Washer Pitching (also Washoes or Toad-in-the-Hole) — British fairground game similar to the penny pitch, with variants. Standard hardware-store metal washers are pitched to land in holes in the ground, or in a hole on a small carpeted tabletop.
Wax Show — A show featuring wax statues of famous people, often murderers or notorious criminals.
Whale Show — A trailer or rail car equipped to display the frozen or preserved carcass of a whale.
Wheel — The Ferris Wheel is just called “the wheel.” Since it’s visible from most of the lot, at closing time the wheel operator puts out the ride’s lights at a signal from the office, indicating that the other rides, joints and concessions can close for the night.
Wheel of Fortune — A large wheel, usually mounted vertically and marked randomly with various scores in equal segments facing the players. Pins between segments help slow and stop the wheel, while a pointer identifies which segment the wheel has stopped on. This scoring device can be used in many games (see “country store”) but in its most familiar form it is marked with dollar amounts and is used to gamble. Now illegal in many localities.
Whistling Gopher — A mark who departs with a whistle of disbelief after he hears the price of your ride or show or product.
Wide Open — A show or carnival where “anything goes”: the girl shows can play as “strong” as they want and the games can take the marks for as much as they can get. A show could never play wide open without the police turning a blind eye to the whole affair, after big payoffs by the patch.
Wing-Ding Broad — Female shill who faints in front of a geek show in order to attract customers.
With It — “(I’m) with it” means “I work at this carnival (or at some other carnival).” Generally pronounced “widdit!” Some claim that it is not really used at all, favoring “on the show” as the actual term. A carnival term not used in the circus. If I was walking down a midway and an agent or a talker tried to call me in I would say “with it,” in other words “you’re wasting your breath talking to me.”

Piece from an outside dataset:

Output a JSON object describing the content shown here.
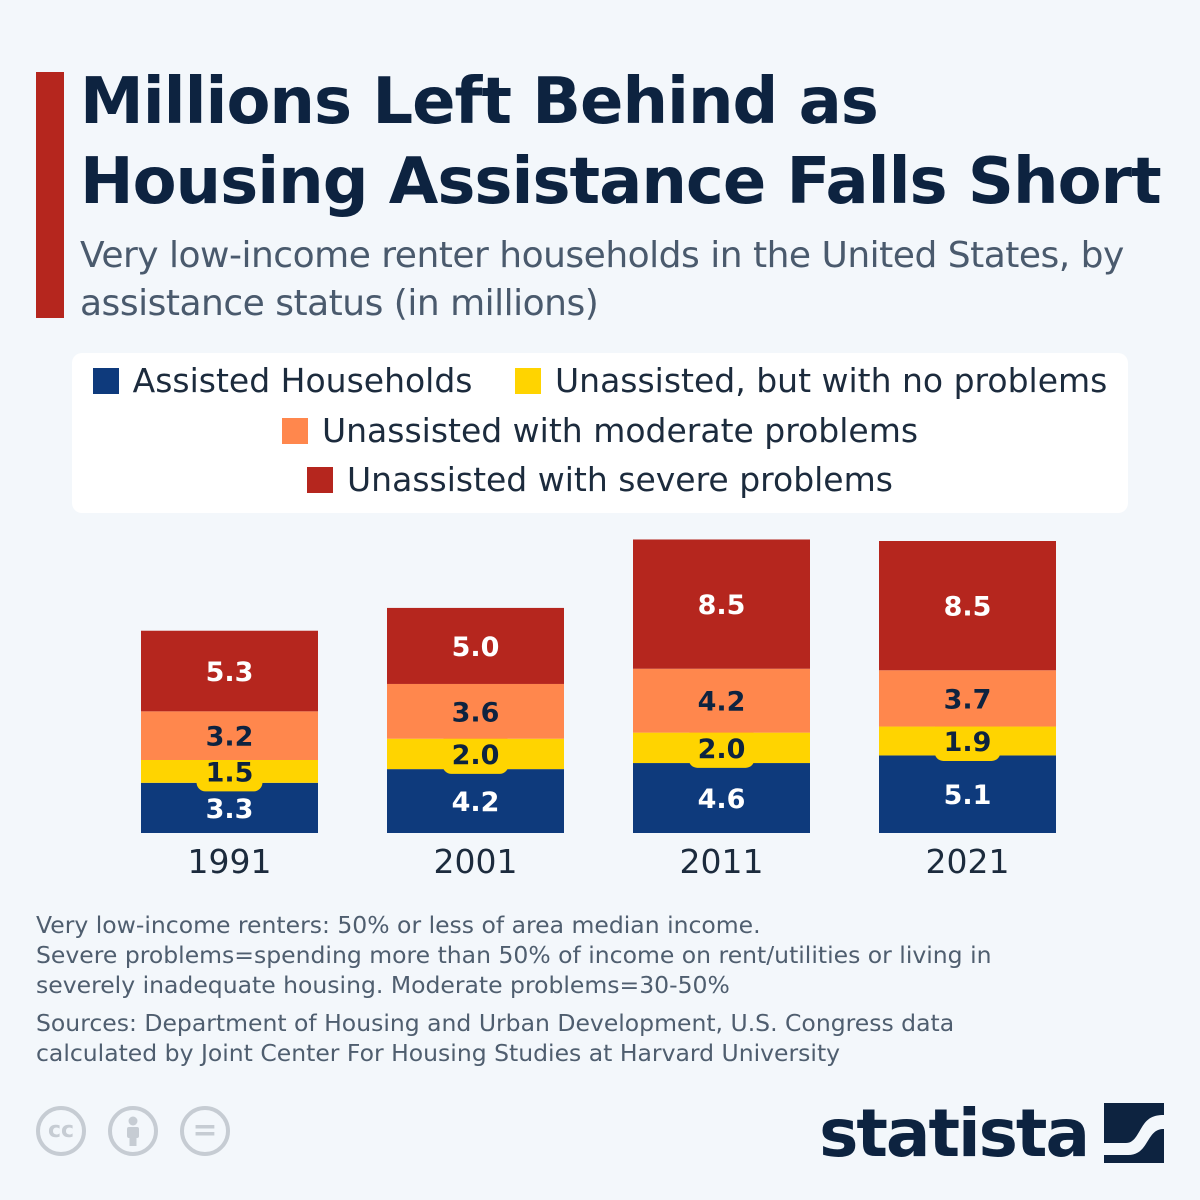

“With It and For It” — Describes someone who is both a veteran of outdoor entertainment and (unlike those who try it and quit) who finds the life well-suited to him or her.

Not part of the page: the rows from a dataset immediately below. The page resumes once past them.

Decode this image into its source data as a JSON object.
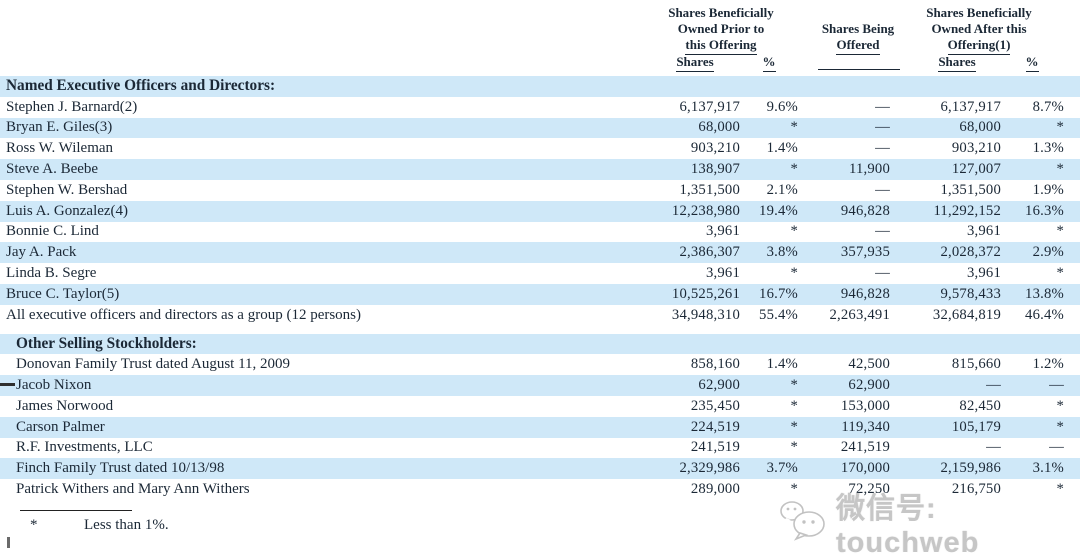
{
  "colors": {
    "row_band": "#cfe8f8",
    "ink": "#1b2836",
    "watermark_gray": "#c6c6c6"
  },
  "header": {
    "group1_line1": "Shares Beneficially",
    "group1_line2": "Owned Prior to",
    "group1_line3": "this Offering",
    "group2_line1": "Shares Being",
    "group2_line2": "Offered",
    "group3_line1": "Shares Beneficially",
    "group3_line2": "Owned After this",
    "group3_line3": "Offering(1)",
    "sub_shares1": "Shares",
    "sub_pct1": "%",
    "sub_shares2": "Shares",
    "sub_pct2": "%"
  },
  "sections": [
    {
      "title": "Named Executive Officers and Directors:",
      "rows": [
        {
          "name": "Stephen J. Barnard(2)",
          "shares_prior": "6,137,917",
          "pct_prior": "9.6%",
          "offered": "—",
          "shares_after": "6,137,917",
          "pct_after": "8.7%"
        },
        {
          "name": "Bryan E. Giles(3)",
          "shares_prior": "68,000",
          "pct_prior": "*",
          "offered": "—",
          "shares_after": "68,000",
          "pct_after": "*"
        },
        {
          "name": "Ross W. Wileman",
          "shares_prior": "903,210",
          "pct_prior": "1.4%",
          "offered": "—",
          "shares_after": "903,210",
          "pct_after": "1.3%"
        },
        {
          "name": "Steve A. Beebe",
          "shares_prior": "138,907",
          "pct_prior": "*",
          "offered": "11,900",
          "shares_after": "127,007",
          "pct_after": "*"
        },
        {
          "name": "Stephen W. Bershad",
          "shares_prior": "1,351,500",
          "pct_prior": "2.1%",
          "offered": "—",
          "shares_after": "1,351,500",
          "pct_after": "1.9%"
        },
        {
          "name": "Luis A. Gonzalez(4)",
          "shares_prior": "12,238,980",
          "pct_prior": "19.4%",
          "offered": "946,828",
          "shares_after": "11,292,152",
          "pct_after": "16.3%"
        },
        {
          "name": "Bonnie C. Lind",
          "shares_prior": "3,961",
          "pct_prior": "*",
          "offered": "—",
          "shares_after": "3,961",
          "pct_after": "*"
        },
        {
          "name": "Jay A. Pack",
          "shares_prior": "2,386,307",
          "pct_prior": "3.8%",
          "offered": "357,935",
          "shares_after": "2,028,372",
          "pct_after": "2.9%"
        },
        {
          "name": "Linda B. Segre",
          "shares_prior": "3,961",
          "pct_prior": "*",
          "offered": "—",
          "shares_after": "3,961",
          "pct_after": "*"
        },
        {
          "name": "Bruce C. Taylor(5)",
          "shares_prior": "10,525,261",
          "pct_prior": "16.7%",
          "offered": "946,828",
          "shares_after": "9,578,433",
          "pct_after": "13.8%"
        },
        {
          "name": "All executive officers and directors as a group (12 persons)",
          "shares_prior": "34,948,310",
          "pct_prior": "55.4%",
          "offered": "2,263,491",
          "shares_after": "32,684,819",
          "pct_after": "46.4%"
        }
      ]
    },
    {
      "title": "Other Selling Stockholders:",
      "rows": [
        {
          "name": "Donovan Family Trust dated August 11, 2009",
          "shares_prior": "858,160",
          "pct_prior": "1.4%",
          "offered": "42,500",
          "shares_after": "815,660",
          "pct_after": "1.2%"
        },
        {
          "name": "Jacob Nixon",
          "shares_prior": "62,900",
          "pct_prior": "*",
          "offered": "62,900",
          "shares_after": "—",
          "pct_after": "—"
        },
        {
          "name": "James Norwood",
          "shares_prior": "235,450",
          "pct_prior": "*",
          "offered": "153,000",
          "shares_after": "82,450",
          "pct_after": "*"
        },
        {
          "name": "Carson Palmer",
          "shares_prior": "224,519",
          "pct_prior": "*",
          "offered": "119,340",
          "shares_after": "105,179",
          "pct_after": "*"
        },
        {
          "name": "R.F. Investments, LLC",
          "shares_prior": "241,519",
          "pct_prior": "*",
          "offered": "241,519",
          "shares_after": "—",
          "pct_after": "—"
        },
        {
          "name": "Finch Family Trust dated 10/13/98",
          "shares_prior": "2,329,986",
          "pct_prior": "3.7%",
          "offered": "170,000",
          "shares_after": "2,159,986",
          "pct_after": "3.1%"
        },
        {
          "name": "Patrick Withers and Mary Ann Withers",
          "shares_prior": "289,000",
          "pct_prior": "*",
          "offered": "72,250",
          "shares_after": "216,750",
          "pct_after": "*"
        }
      ]
    }
  ],
  "footnote": {
    "symbol": "*",
    "text": "Less than 1%."
  },
  "watermark": {
    "icon": "wechat-icon",
    "text": "微信号: touchweb"
  }
}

Wobbly — A person who hangs around the food stands looking for odd jobs like peeling onions, emptying the garbage, raking up the trash, etc. They usually work for food and a couple of bucks for the bar. Probably from the nickname (“Wobblies”) of radical anti-capitalists the Industrial Workers of the World.
Working Act — A performer whose attraction is something he does (magician, contortionist, “blockhead”) — a skilled performer rather than just a human oddity.
“Working Hot and Cold” — Operating a game that treats some customers one way (take the money and give nothing) and others the opposite (give the Mayor’s pals lots of stock). Every now and then, the arrangement might be reversed (a pleasant game for Mom and Dad and the kids, a very expensive proposition for a particularly rich and dumb mark or for someone the owner doesn’t like).
X — A guarantee that an operator will have the e(X)clusive right to operate his type of game or ride on a particular lot, closing out competition from similar attractions. An X may be purchased, or it may be offered to sweeten the deal. If you can’t work because someone else has the X, you’ve been “X’ed out.”
Zamps — Kiddie rides, many made by the Zamperla Rides company. Although Zamperla makes some coasters and other major rides, their specialty is flat rides.